LA TINTA ERRANTE

Pedazos de madera
Por Germán Campos

Uno de mis recuerdos más viejos fue aquel día, muy temprano en la mañana, cuando mi padre me pidió ayuda. Quería que lo acompañara a partir unos pedazos de madera para la estufa pues se acercaba la hora del desayuno. Salí de la casa un poco después que él y de inmediato sentí un golpe en todo el cuerpo debido a la baja temperatura. Mis dedos estaban entumidos. Tenía una sensación entre dolor y hormigueo en ambas manos pero, aun así, quise ayudarlo.
Tomé el hacha de la parte más baja del mango con la mano izquierda y puse la derecha cerca del medio. Lo intenté varias veces pero no pude despegarla del suelo ni siquiera treinta centímetros. Me temblaban los brazos en cada intento. El viento tampoco ayudaba mucho. Me golpeaba la cara como si fuera un montón de pequeños pedazos de hielo, lo que hacía más difícil concentrarme en la tarea pendiente. Traía puesta una chamarra con las solapas levantadas, una gorra que odiaba porque me hacía parecer el chavo del ocho y una bufanda delgada que no ayudaba mucho.

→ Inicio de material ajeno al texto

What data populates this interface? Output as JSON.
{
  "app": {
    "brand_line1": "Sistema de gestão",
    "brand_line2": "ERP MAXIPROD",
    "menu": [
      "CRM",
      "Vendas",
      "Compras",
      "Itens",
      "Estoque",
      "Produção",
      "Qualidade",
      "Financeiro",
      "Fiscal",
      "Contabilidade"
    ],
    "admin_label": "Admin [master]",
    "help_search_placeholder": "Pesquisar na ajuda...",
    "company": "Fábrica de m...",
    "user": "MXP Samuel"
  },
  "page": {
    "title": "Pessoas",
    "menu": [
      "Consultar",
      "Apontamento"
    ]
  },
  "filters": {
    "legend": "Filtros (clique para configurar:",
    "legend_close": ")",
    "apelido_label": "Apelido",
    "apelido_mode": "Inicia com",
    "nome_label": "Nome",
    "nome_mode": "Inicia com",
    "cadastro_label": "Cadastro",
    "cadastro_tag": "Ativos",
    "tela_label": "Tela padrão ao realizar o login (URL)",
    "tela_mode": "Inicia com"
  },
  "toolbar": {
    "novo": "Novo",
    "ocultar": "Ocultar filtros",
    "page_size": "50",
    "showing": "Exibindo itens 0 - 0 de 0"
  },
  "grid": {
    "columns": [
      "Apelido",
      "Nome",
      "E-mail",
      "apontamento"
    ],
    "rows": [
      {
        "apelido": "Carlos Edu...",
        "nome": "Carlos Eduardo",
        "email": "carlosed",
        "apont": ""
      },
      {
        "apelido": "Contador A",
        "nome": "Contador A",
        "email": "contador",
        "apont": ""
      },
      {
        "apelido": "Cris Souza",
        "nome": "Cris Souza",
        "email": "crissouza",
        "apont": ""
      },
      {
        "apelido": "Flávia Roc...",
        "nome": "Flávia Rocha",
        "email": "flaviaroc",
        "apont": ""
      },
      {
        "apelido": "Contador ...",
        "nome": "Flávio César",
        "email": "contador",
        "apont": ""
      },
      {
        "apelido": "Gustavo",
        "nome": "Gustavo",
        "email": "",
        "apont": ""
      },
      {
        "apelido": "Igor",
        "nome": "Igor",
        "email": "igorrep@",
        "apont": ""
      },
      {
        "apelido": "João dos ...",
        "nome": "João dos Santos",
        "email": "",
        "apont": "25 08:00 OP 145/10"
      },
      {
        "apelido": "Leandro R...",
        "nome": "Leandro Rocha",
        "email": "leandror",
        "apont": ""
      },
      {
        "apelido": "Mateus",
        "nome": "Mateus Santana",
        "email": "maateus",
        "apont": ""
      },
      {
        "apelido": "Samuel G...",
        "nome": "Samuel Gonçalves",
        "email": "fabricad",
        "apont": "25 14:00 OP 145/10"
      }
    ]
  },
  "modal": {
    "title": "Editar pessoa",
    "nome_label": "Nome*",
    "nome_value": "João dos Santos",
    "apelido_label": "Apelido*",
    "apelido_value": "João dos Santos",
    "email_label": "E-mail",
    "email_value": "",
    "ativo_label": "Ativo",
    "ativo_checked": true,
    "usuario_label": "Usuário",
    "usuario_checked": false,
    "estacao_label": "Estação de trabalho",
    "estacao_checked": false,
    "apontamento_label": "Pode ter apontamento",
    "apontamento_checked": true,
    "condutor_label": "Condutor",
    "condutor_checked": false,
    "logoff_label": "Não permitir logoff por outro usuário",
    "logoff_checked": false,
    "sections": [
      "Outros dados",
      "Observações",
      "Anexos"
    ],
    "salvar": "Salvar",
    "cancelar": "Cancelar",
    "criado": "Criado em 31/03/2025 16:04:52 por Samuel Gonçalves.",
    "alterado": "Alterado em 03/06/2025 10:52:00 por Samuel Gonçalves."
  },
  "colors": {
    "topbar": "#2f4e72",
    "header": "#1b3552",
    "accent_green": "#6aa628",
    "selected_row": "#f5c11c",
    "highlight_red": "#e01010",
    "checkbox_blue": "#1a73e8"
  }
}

Mi padre estaba sentado a unos metros sobre un tronco en forma de banco. Sacó de su chamarra una cajetilla, tomó el último cigarrillo y lo encendió.
—Así que hoy es el día del cine de tu escuela—dijo con el cigarro aún entre los labios mientras se guardaba el encendedor en la bolsa del pantalón.
Mi padre nunca fue a la escuela. Trabajó desde los seis años haciendo todo tipo de mandados a las señoras que vivían en el barrio donde nació. Era el primogénito de catorce hijos. Siendo el mayor, siempre buscó la manera de ayudar a su familia. Me platicó que varias veces mi abuelo le insistió en volver a la escuela pero su respuesta siempre fue “el año que entra”. Para cuando mi padre cumplió dieciséis, sus trabajos eran mejor pagados. Aprendió un sinfín de oficios como ayudante de mecánicos, carpinteros, electricistas, choferes, etc. Decía que nunca fue a la escuela, pero que la escuela vino a él.
—Déjalo. Lo haré yo. Vete a alistar para que no llegues tarde —dijo mi padre y se levantó.
—No…—le dije mientras sostenía el aire en mi estómago e intentaba levantar el hacha de nuevo.
Aún sentía el dolor en mis manos. Una extraña decepción, sin mencionar el coraje, daba vueltas en mi cabeza. Momentos después, mi padre se acercó, se puso detrás de mí y me ayudó a levantar el hacha con mis manos. Ese primer golpe me hizo sentir como un hombre hecho y derecho, como solía decir mi abuelo. Mi padre sonrió y volvió a sentarse en el tronco. Tras varios movimientos, logré partir suficiente madera para la estufa.
—¿Ves? Apuesto a que no sabías que eras tan fuerte. Ahora ayúdame a llevárselos a tu mamá.
Puse los pedazos entre mis brazos y corrí hasta la cocina donde estaba mi madre.
—Ya está lista tu ropa sobre la cama. No olvides el permiso, tu papá y yo lo firmamos anoche. Si no, no te van a dejar entrar.
En casa no teníamos televisión, así que procuraba no perderme ni uno de esos eventos que la escuela organizaba cada último sábado del mes. “Matiné de películas en tu escuela,” rezaba el cartel frente a la explanada; como si lo fuéramos a olvidar. Subí a mi cuarto para vestirme y poner la hoja de permiso en mi mochila, junto con una merienda para la hora de las películas. Cuando bajé, mi madre estaba terminando su desayuno pero mi padre aún no había entrado de nuevo a la casa. Noté que aún estaba partiendo pedazos de madera afuera en el frío, con el viento pegándole en el cuerpo.
Tomé el plato que tenía mi sándwich partido a la mitad, salí de la casa y me senté junto a mi padre. Le ofrecí la mitad de mi almuerzo e hizo un gesto de aceptación con la cabeza. Mientras él comía su mitad del sándwich, tomé el hacha y repetí el movimiento que me había funcionado varias veces antes.
—¿No irás a la matiné? Creí que no te perdías esas cosas por nada en el mundo—dijo mi madre desde la ventana de la cocina.
La miré a los ojos con una sonrisa, luego miré a mi padre y seguí partiendo más pedazos de madera.